Multi-objective optimal planning of wind distributed generation considering uncertainty and different penetration level of plug-in electric vehicles

Despite the many challenges related to the simultaneous surge in wind-based distributed generation (WDGs) and plug-in electric vehicles (PEVs) in modern power systems, they will be a great help in reducing greenhouse gas emissions. Nonetheless, the associated problems such as uncertainty in production-load sides, voltage instability, and power loss augmentation should be reanalyzed. These predicaments can be dealt to some extent with proper siting and sizing of WDGs together with capacitor banks (CBs) as a conventional voltage regulator and reactive power compensator. However, the sizing and siting problem consists of various objectives, such as voltage stability improvement, emission reduction, and cost reduction. It is a great challenge to optimize these contradictory objectives altogether.

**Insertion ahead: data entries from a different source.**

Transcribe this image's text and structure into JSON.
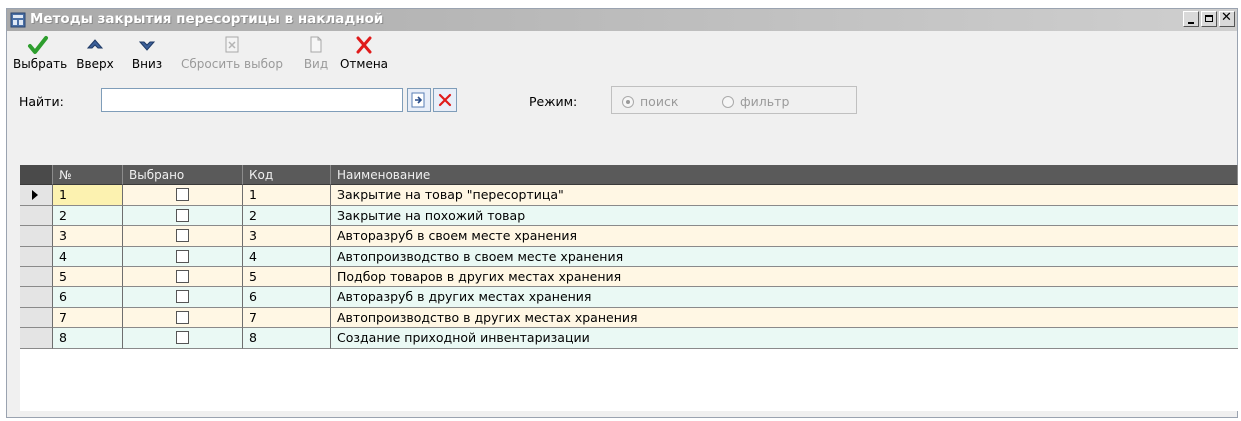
{
  "window": {
    "title": "Методы закрытия пересортицы в накладной",
    "icon": "app-icon",
    "controls": [
      "minimize-icon",
      "maximize-icon",
      "close-icon"
    ]
  },
  "toolbar": {
    "select_label": "Выбрать",
    "up_label": "Вверх",
    "down_label": "Вниз",
    "reset_label": "Сбросить выбор",
    "view_label": "Вид",
    "cancel_label": "Отмена"
  },
  "search": {
    "label": "Найти:",
    "value": "",
    "mode_label": "Режим:",
    "mode_options": [
      "поиск",
      "фильтр"
    ],
    "mode_selected": "поиск"
  },
  "table": {
    "headers": [
      "№",
      "Выбрано",
      "Код",
      "Наименование"
    ],
    "current_row": 1,
    "rows": [
      {
        "num": "1",
        "selected": false,
        "code": "1",
        "name": "Закрытие на товар \"пересортица\""
      },
      {
        "num": "2",
        "selected": false,
        "code": "2",
        "name": "Закрытие на похожий товар"
      },
      {
        "num": "3",
        "selected": false,
        "code": "3",
        "name": "Авторазруб в своем месте хранения"
      },
      {
        "num": "4",
        "selected": false,
        "code": "4",
        "name": "Автопроизводство в своем месте хранения"
      },
      {
        "num": "5",
        "selected": false,
        "code": "5",
        "name": "Подбор товаров в других местах хранения"
      },
      {
        "num": "6",
        "selected": false,
        "code": "6",
        "name": "Авторазруб в других местах хранения"
      },
      {
        "num": "7",
        "selected": false,
        "code": "7",
        "name": "Автопроизводство в других местах хранения"
      },
      {
        "num": "8",
        "selected": false,
        "code": "8",
        "name": "Создание приходной инвентаризации"
      }
    ]
  },
  "colors": {
    "row_odd": "#fff7e4",
    "row_even": "#eaf9f4",
    "header": "#5a5a5a",
    "accept": "#2e9e2e",
    "cancel": "#e01b1b"
  }
}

Hence, to overcome all these struggles, this paper proposes a tri-objective optimization formulation for optimal planning of WDGs and CBs in the power system, considering uncertainties derived from PEVs’ load demand, wind speed, and conventional load. The objectives to be optimized are, namely, voltage stability index, total cost, and greenhouse gas emissions. Moreover, this study assimilates an unaccustomed type of point estimate method (PEM) into strength Pareto multi-objective differential evolution algorithm, which is not only computationally light but also reasonably accurate. Moreover, chance-constrained programming is integrated into the PEM using a maximum entropy method to deal with smooth constraints. The accuracy of the proposed method is evaluated by the Monte-Carlo simulation. Eventually, the proposed algorithm is compared with other standard multi-objective metaheuristic optimization algorithms.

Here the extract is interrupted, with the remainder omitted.